Escrever uma tese de doutoramento exige concentração - eu penso mesmo que à maneira de como se falava nos anos 80 - escrever uma tese de doutoramento é o CÚMULO DA CONCENTRAÇÃO:) Ora, para quem me conhece. Corrijo: Para quem me conhece agora aos 40 e a viver os 40 que vivo, concentração é dos truques mais difíceis de conseguir. A minha concentração está ao nível da cave, melhor, da garagem do prédio onde, infelizmente, o meu carro não dorme.
Escrever uma tese de doutoramento não tem nada, absolutamente, nada a ver com a nossa inteligência (seja isso o que for). Escrever uma tese de doutoramento é proporcional à nossa capacidade de resistência. Ao género da que têm os maratonistas. E eu, pelos vistos, sou mais um desses, umas dessas. Eu sou uma maratonista com paragens frequentes na box para rebastecer o oxigénio, a esperança, a energia e, acima de tudo, a persistência.

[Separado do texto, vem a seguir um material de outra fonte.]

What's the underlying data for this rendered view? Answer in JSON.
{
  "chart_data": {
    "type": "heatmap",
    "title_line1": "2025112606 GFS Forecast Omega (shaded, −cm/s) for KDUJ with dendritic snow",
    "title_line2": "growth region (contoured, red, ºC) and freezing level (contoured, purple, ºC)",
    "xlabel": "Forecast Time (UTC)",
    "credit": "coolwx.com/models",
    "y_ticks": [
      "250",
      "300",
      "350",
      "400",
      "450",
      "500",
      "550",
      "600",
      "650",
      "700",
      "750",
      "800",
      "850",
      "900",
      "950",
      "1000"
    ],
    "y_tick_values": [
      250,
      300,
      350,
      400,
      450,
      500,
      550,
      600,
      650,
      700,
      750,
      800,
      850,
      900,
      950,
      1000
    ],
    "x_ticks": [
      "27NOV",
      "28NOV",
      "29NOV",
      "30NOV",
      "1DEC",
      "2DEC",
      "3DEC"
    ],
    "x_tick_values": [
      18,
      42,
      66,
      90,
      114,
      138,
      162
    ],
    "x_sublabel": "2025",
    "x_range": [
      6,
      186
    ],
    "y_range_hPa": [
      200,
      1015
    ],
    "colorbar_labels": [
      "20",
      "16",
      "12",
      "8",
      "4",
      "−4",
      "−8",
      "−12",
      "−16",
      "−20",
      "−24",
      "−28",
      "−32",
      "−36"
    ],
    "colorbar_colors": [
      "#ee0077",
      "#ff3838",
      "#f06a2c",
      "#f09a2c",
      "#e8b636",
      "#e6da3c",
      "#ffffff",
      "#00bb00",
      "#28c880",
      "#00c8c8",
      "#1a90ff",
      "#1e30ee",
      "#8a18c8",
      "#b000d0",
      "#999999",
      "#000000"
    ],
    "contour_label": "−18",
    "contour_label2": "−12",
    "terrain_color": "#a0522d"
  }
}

Eu não sei como é com os outros, mas comigo e para mim é difícil. E estou desejando o dia em que tudo isto termina. Para poder recomeçar a viver sem as costas doridas das horas sentada ao computador, para poder olhar a vida sem este peso que me imponho. Sim, eu tenho responsabilidade neste peso que me imponho; mas na verdade não sei fazer de outro modo. Provavelmente, os outros conseguem, mas eu não. Não sei como é com os outros, mas comigo não é fácil. Se calhar é porque viver comigo não é fácil. Penso muito.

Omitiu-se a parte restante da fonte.